Sénégal: Rentrée des classes - Les acteurs du préscolaire en conclave à Thiès

Thiès — Des acteurs du préscolaire venus des 14 régions du pays se sont retrouvés à Thiès, pour réfléchir pendant cinq jours, sur les conditions d'une rentrée des classes, en novembre, dans les meilleures conditions, pour les cases des tout-petits, dans le contexte actuel de pandémie, a constaté l'APS.

La directrice de l'Agence nationale de la case des tout-petits Thérèse Diouf Faye a procédé à l'ouverture officielle de cette rencontre qui a démarré effectivement lundi pour se poursuivre jusqu'au vendredi, dans un hôtel de la ville de Thiès.

Toutes les 14 coordinations régionales de l'ANCTP sont présentes à cet atelier. Outre le personnel d'encadrement du préscolaire, la direction de l'enseignement préscolaire (DEPS), le Réseau national des acteurs pour le développement de la petite enfance (RENADPE), la Cellule nationale de lutte contre la malnutrition (CLM) et l'UNICEF sont représentés à cette rencontre.

Au-delà du respect du protocole sanitaire, l'intégration d'une modélisation de l'offre préscolaire basée sur l'approche communautaire dans la planification, la finalisation du cadre de référence de la prise en charge des 0 à 2 ans, ou encore l'achèvement du cadre règlementaire des crèches et structures assimilées sont au menu des échanges.

Les participants devront aussi amorcer la réflexion sur les innovations, liées au démarrage à la rentrée prochaine, des centres d'éveil et de stimulation précoce et des crèches communautaires.

La règlementation des crèches privées sera aussi étudiée.

En raison du contexte "exceptionnel", lié à la pandémie de covid-19, la rentrée scolaire 2020/2021 nécessitera des "efforts supplémentaires" pour un respect des mesures barrières, a dit Mme Faye.

Le respect de ces "mesures simples et fondamentales" doit s'inscrire dans la durée pour éviter les risques de propagation du virus dans les structures de développement intégré de la petite enfance, a préconisé la directrice.

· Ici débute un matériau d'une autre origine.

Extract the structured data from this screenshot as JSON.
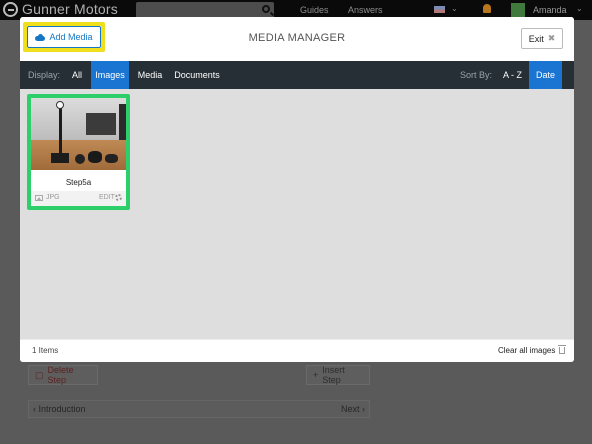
{
  "background": {
    "brand": "Gunner Motors",
    "nav": {
      "guides": "Guides",
      "answers": "Answers"
    },
    "user_name": "Amanda",
    "delete_step_label": "Delete Step",
    "insert_step_label": "Insert Step",
    "prev_step_label": "‹ Introduction",
    "next_step_label": "Next ›"
  },
  "modal": {
    "title": "MEDIA MANAGER",
    "add_media_label": "Add Media",
    "exit_label": "Exit",
    "toolbar": {
      "display_label": "Display:",
      "tabs": [
        {
          "label": "All",
          "active": false
        },
        {
          "label": "Images",
          "active": true
        },
        {
          "label": "Media",
          "active": false
        },
        {
          "label": "Documents",
          "active": false
        }
      ],
      "sort_label": "Sort By:",
      "sort_options": [
        {
          "label": "A - Z",
          "active": false
        },
        {
          "label": "Date",
          "active": true
        }
      ]
    },
    "items": [
      {
        "name": "Step5a",
        "file_type": "JPG",
        "edit_label": "EDIT"
      }
    ],
    "footer": {
      "count_label": "1 Items",
      "clear_label": "Clear all images"
    }
  },
  "colors": {
    "accent_blue": "#1a75d2",
    "toolbar_bg": "#262f36",
    "highlight_yellow": "#f0df1c",
    "highlight_green": "#2ecf6b"
  }
}
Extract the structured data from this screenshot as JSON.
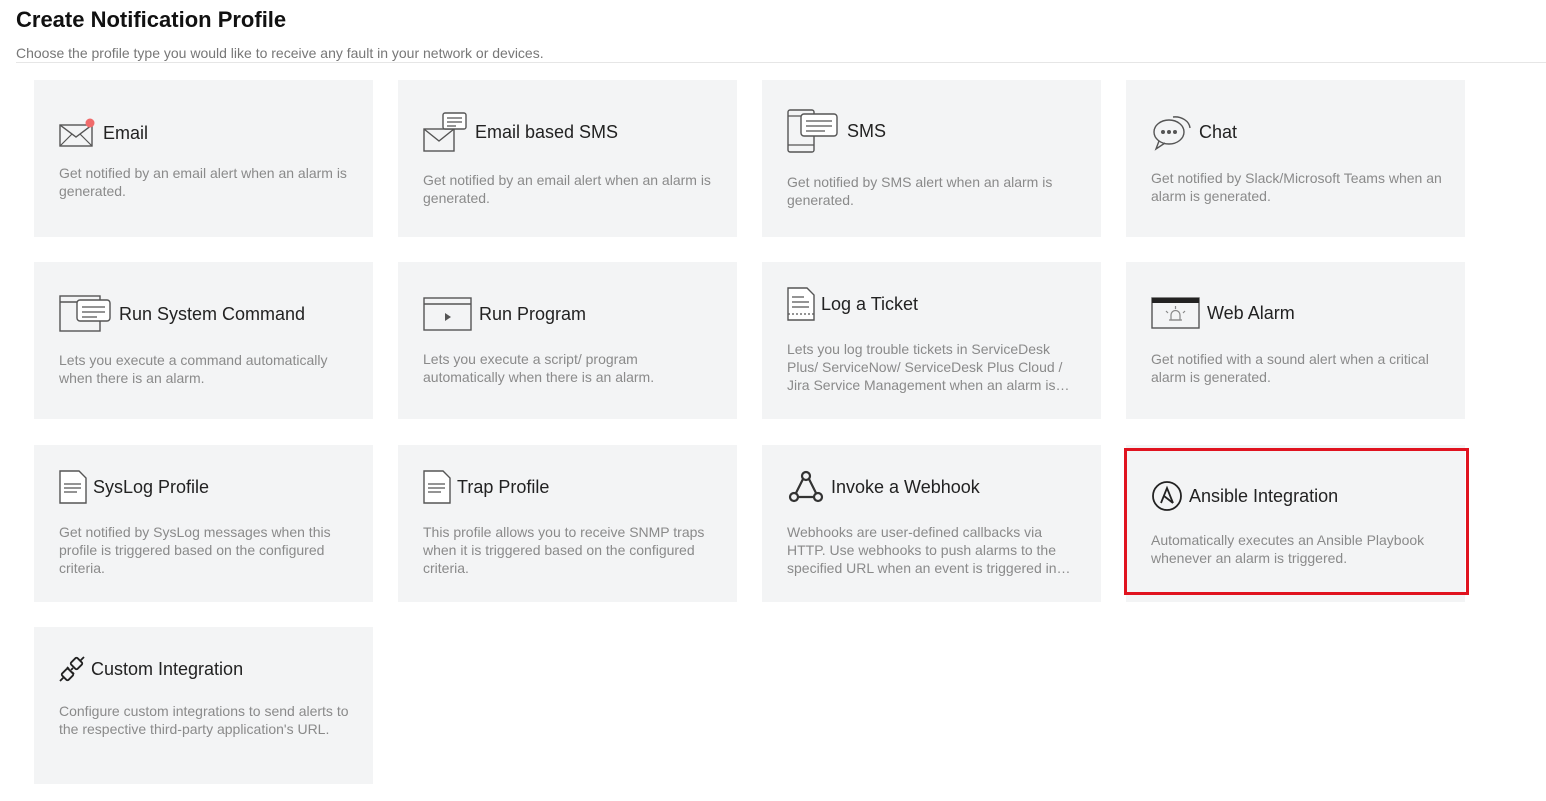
{
  "header": {
    "title": "Create Notification Profile",
    "subtitle": "Choose the profile type you would like to receive any fault in your network or devices."
  },
  "profiles": [
    {
      "title": "Email",
      "icon": "email-icon",
      "description": "Get notified by an email alert when an alarm is generated."
    },
    {
      "title": "Email based SMS",
      "icon": "email-sms-icon",
      "description": "Get notified by an email alert when an alarm is generated."
    },
    {
      "title": "SMS",
      "icon": "sms-icon",
      "description": "Get notified by SMS alert when an alarm is generated."
    },
    {
      "title": "Chat",
      "icon": "chat-icon",
      "description": "Get notified by Slack/Microsoft Teams when an alarm is generated."
    },
    {
      "title": "Run System Command",
      "icon": "command-icon",
      "description": "Lets you execute a command automatically when there is an alarm."
    },
    {
      "title": "Run Program",
      "icon": "program-icon",
      "description": "Lets you execute a script/ program automatically when there is an alarm."
    },
    {
      "title": "Log a Ticket",
      "icon": "ticket-icon",
      "description": "Lets you log trouble tickets in ServiceDesk Plus/ ServiceNow/ ServiceDesk Plus Cloud / Jira Service Management when an alarm is generated."
    },
    {
      "title": "Web Alarm",
      "icon": "web-alarm-icon",
      "description": "Get notified with a sound alert when a critical alarm is generated."
    },
    {
      "title": "SysLog Profile",
      "icon": "syslog-icon",
      "description": "Get notified by SysLog messages when this profile is triggered based on the configured criteria."
    },
    {
      "title": "Trap Profile",
      "icon": "trap-icon",
      "description": "This profile allows you to receive SNMP traps when it is triggered based on the configured criteria."
    },
    {
      "title": "Invoke a Webhook",
      "icon": "webhook-icon",
      "description": "Webhooks are user-defined callbacks via HTTP. Use webhooks to push alarms to the specified URL when an event is triggered in the network."
    },
    {
      "title": "Ansible Integration",
      "icon": "ansible-icon",
      "description": "Automatically executes an Ansible Playbook whenever an alarm is triggered."
    },
    {
      "title": "Custom Integration",
      "icon": "custom-integration-icon",
      "description": "Configure custom integrations to send alerts to the respective third-party application's URL."
    }
  ],
  "colors": {
    "card_bg": "#f3f4f5",
    "highlight": "#e0131f",
    "email_badge": "#f06b6b"
  }
}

"Nous devons éviter toute surprise tout en réduisant autant que faire se peut les possibilités de contamination de nos cibles", notamment les enfants de 0 à 6 ans, ainsi que le personnel d'encadrement, les familles, a dit la directrice de l'ANCTP.

Pour elle, ce sous-secteur de l'éducation a "l'obligation de réussir la reprise des (enseignements) en toute sérénité, tout en rassurant les parents".

Les conclusions de cet atelier devront être partagées avec les cases des tout-petits et matérialisés par des plans d'actions, prenant en compte les recommandations qu'elles contiennent et les scénarii possibles.

Ces réflexions seront aussi versées dans celles du comité interministériel, regroupant plus de 15 ministères travaillant tous les mercredis autour du ministère de l'Education nationale, pour préparer la rentrée des classes, a annoncé Thérèse Diouf Faye.

Dahirou Mbaye, représentant le RENADPE, un regroupement d'organisations de la société civile active dans le plaidoyer de la prise en charge des nourrissons et les jeunes enfants, a salué l'esprit d'anticipation qui a présidé à cet atelier.

Il en a profité pour évoquer "la prolifération de crèches privées" dont une majorité présente un danger pour les enfants. Il a souligné la nécessité de réglementer l'ouverture de ces structures et d'accompagner la minorité d'entre elles qui assurent un service de qualité.

L'ANCTP chargée de la mise en œuvre de la politique de la petite enfance, se doit de développer des stratégies pertinentes, pour répondre aux multiples demandes des communautés en matière de prise en charge de cette tranche d'âge, selon sa directrice.

Pour elle, la réalisation d'un taux de 15% de prise en charge des enfants de 0 à 2 ans à l'horizon 2030 passe "inéluctablement" par l'accompagnement du privé, mais aussi du communautaire, comme indiqué dans le Programme d'amélioration de la qualité de l'équité et de la transparence (PAQUET).

"En plus des espaces d'éveil et de simulation précoce de l'ouverture des crèches communautaires de Sanar, Sibassor, Nguidjilogne, Tambacounda, il nous revient d'accompagner d'encourager et d'encadrer les initiatives privées et communautaires", a-t-elle dit.

Le directeur de l'enseignement préscolaire Tenguéla Bâ a souligné l'ambition des autorités de booster le taux de préscolarisation, qui est passé de "moins de 3% en 2000 à 17,2% en 2019", grâce au modèle de la case des tout-petits qui connait une "forte demande".